What is the difference between being HIPAA compliant and being HIPAA certified?

There is no official HIPAA certification process administered by the U.S. Department of Health and Human Services. Organizations cannot be officially certified as HIPAA compliant by any government agency. When companies claim HIPAA certification, they typically mean they have completed a third-party audit or assessment of their security practices against HIPAA requirements. These assessments are valuable for demonstrating compliance posture to customers and can be conducted by security firms specializing in healthcare compliance — but they are not issued by a government authority and do not provide legal protection against enforcement action.

[ 3 ]

What is a Business Associate Agreement and when is it required?

A Business Associate Agreement, called a BAA, is a contract between a Covered Entity and a Business Associate that establishes the terms under which PHI can be shared and processed. HIPAA requires that a BAA be in place before any PHI is shared with a Business Associate.
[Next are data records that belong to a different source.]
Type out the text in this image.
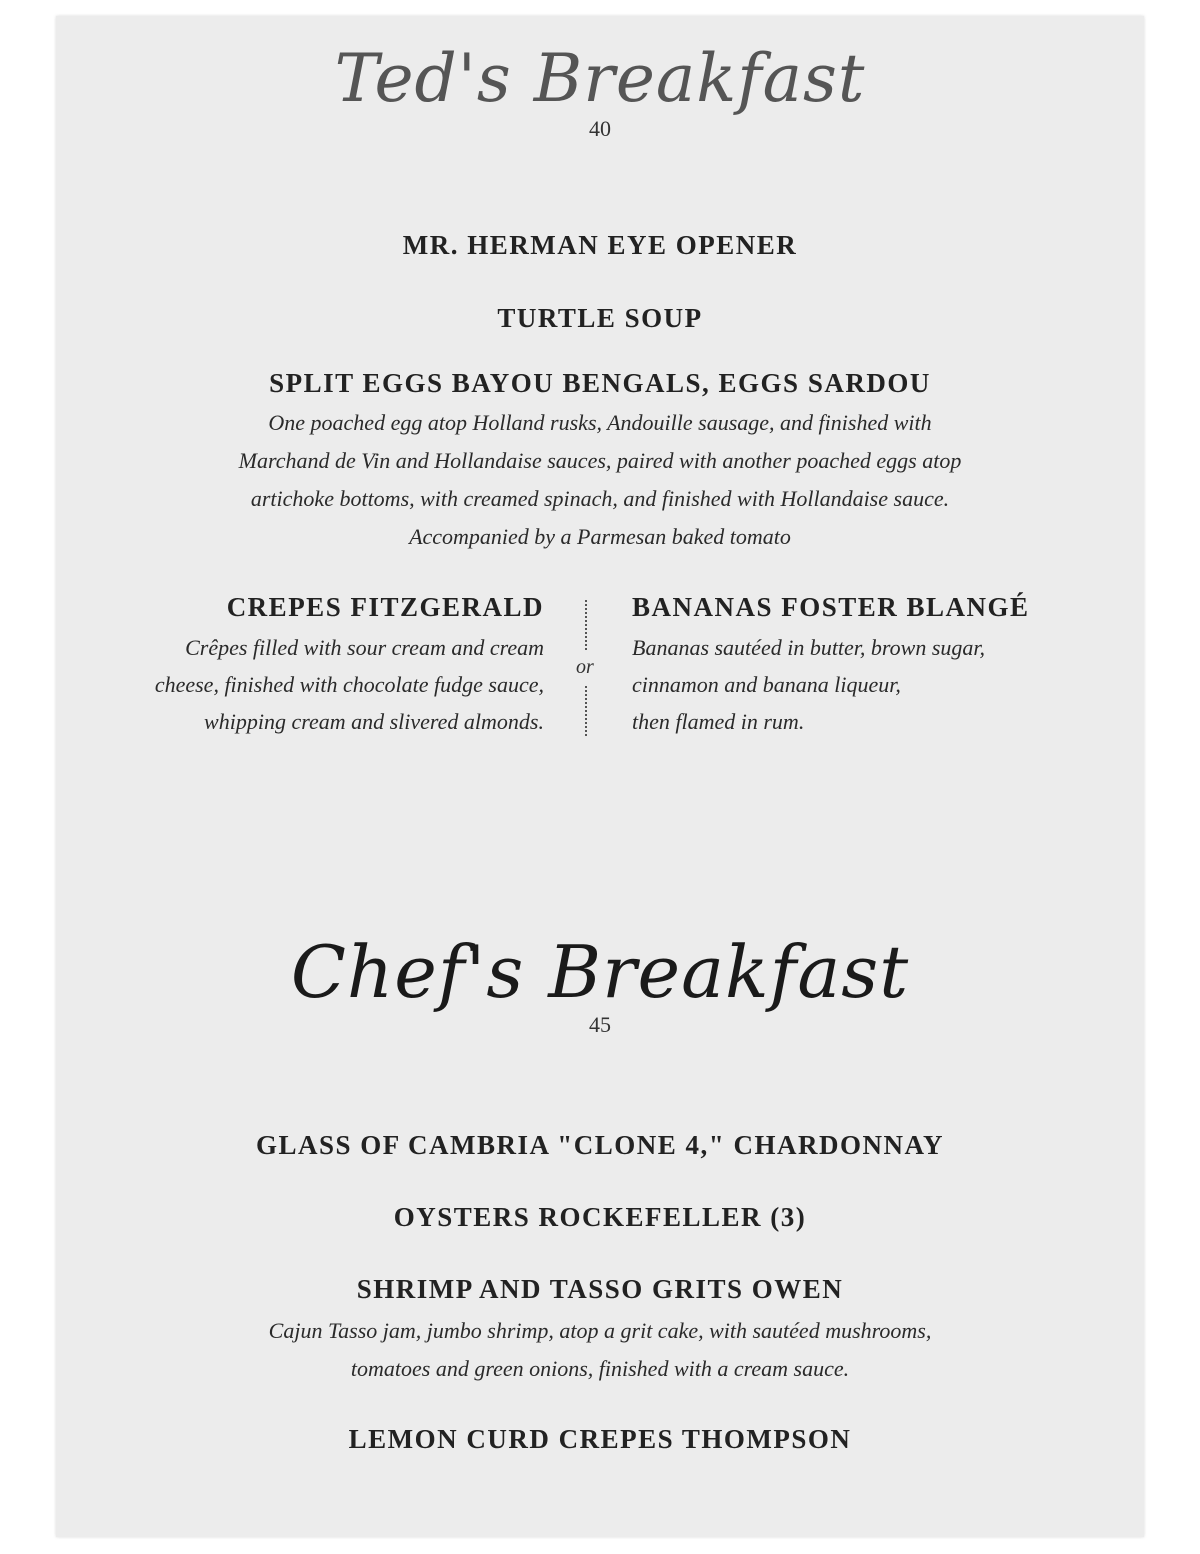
Ted's Breakfast
40
MR. HERMAN EYE OPENER
TURTLE SOUP
SPLIT EGGS BAYOU BENGALS, EGGS SARDOU
One poached egg atop Holland rusks, Andouille sausage, and finished with
Marchand de Vin and Hollandaise sauces, paired with another poached eggs atop
artichoke bottoms, with creamed spinach, and finished with Hollandaise sauce.
Accompanied by a Parmesan baked tomato
CREPES FITZGERALD
Crêpes filled with sour cream and cream
cheese, finished with chocolate fudge sauce,
whipping cream and slivered almonds.
or
BANANAS FOSTER BLANGÉ
Bananas sautéed in butter, brown sugar,
cinnamon and banana liqueur,
then flamed in rum.
Chef's Breakfast
45
GLASS OF CAMBRIA "CLONE 4," CHARDONNAY
OYSTERS ROCKEFELLER (3)
SHRIMP AND TASSO GRITS OWEN
Cajun Tasso jam, jumbo shrimp, atop a grit cake, with sautéed mushrooms,
tomatoes and green onions, finished with a cream sauce.
LEMON CURD CREPES THOMPSON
For digital health software companies, this means signing a BAA with every healthcare organization customer before the product goes live with real patient data. Cloud service providers that will host PHI — including AWS, Google Cloud, and Microsoft Azure — must also sign BAAs with the software company before PHI can be stored on their infrastructure.

[ 4 ]

What does HIPAA compliance mean for cloud-hosted healthcare applications?
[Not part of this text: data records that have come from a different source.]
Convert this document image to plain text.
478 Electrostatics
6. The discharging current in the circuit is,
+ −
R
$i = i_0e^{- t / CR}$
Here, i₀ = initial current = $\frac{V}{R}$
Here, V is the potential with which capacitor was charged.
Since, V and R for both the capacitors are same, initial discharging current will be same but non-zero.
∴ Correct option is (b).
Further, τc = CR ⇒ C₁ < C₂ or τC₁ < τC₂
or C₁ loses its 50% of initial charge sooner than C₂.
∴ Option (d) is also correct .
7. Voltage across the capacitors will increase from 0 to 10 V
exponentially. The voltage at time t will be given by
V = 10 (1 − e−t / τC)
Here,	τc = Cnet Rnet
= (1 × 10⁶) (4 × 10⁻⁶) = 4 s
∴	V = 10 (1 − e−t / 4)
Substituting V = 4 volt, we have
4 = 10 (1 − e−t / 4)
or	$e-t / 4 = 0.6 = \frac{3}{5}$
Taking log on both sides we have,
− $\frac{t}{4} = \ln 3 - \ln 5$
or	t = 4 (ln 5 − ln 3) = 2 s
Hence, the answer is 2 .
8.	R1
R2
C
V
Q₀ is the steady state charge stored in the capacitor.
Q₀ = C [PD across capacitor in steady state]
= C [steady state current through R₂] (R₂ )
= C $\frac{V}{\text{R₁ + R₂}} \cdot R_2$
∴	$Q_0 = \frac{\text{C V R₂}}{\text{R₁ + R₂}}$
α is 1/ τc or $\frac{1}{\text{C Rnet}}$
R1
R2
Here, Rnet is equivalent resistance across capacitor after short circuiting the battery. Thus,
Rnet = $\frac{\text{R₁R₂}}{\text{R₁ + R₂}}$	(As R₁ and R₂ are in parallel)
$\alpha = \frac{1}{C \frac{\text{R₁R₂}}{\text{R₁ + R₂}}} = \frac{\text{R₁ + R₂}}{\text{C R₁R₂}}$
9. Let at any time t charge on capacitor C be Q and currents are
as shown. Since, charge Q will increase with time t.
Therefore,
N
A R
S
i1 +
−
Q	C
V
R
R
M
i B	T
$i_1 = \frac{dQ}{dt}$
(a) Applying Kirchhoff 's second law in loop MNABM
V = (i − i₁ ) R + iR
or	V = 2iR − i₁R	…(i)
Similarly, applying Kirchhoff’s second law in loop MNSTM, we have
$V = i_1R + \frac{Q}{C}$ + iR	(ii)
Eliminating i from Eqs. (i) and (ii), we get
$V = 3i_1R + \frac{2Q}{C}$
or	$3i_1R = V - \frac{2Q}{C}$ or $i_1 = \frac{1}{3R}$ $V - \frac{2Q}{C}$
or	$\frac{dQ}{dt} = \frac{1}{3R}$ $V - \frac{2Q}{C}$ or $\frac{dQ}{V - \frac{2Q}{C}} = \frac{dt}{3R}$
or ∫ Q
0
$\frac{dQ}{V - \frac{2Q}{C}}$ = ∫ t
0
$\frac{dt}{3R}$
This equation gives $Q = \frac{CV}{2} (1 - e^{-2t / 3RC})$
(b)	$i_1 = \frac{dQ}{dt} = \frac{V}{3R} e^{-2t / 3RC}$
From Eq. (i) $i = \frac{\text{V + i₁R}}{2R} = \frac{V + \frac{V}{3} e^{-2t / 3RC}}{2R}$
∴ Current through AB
HIPAA does not prohibit using cloud infrastructure to host healthcare applications, but it does require that cloud providers sign a Business Associate Agreement and that appropriate technical controls are implemented at the application and infrastructure level. Major cloud providers including AWS, Google Cloud Platform, and Microsoft Azure all offer HIPAA-eligible services and will sign BAAs. However, signing a BAA with a cloud provider does not automatically make an application compliant. The software team remains responsible for implementing encryption, access controls, audit logging, and the other required safeguards within the application and its cloud configuration.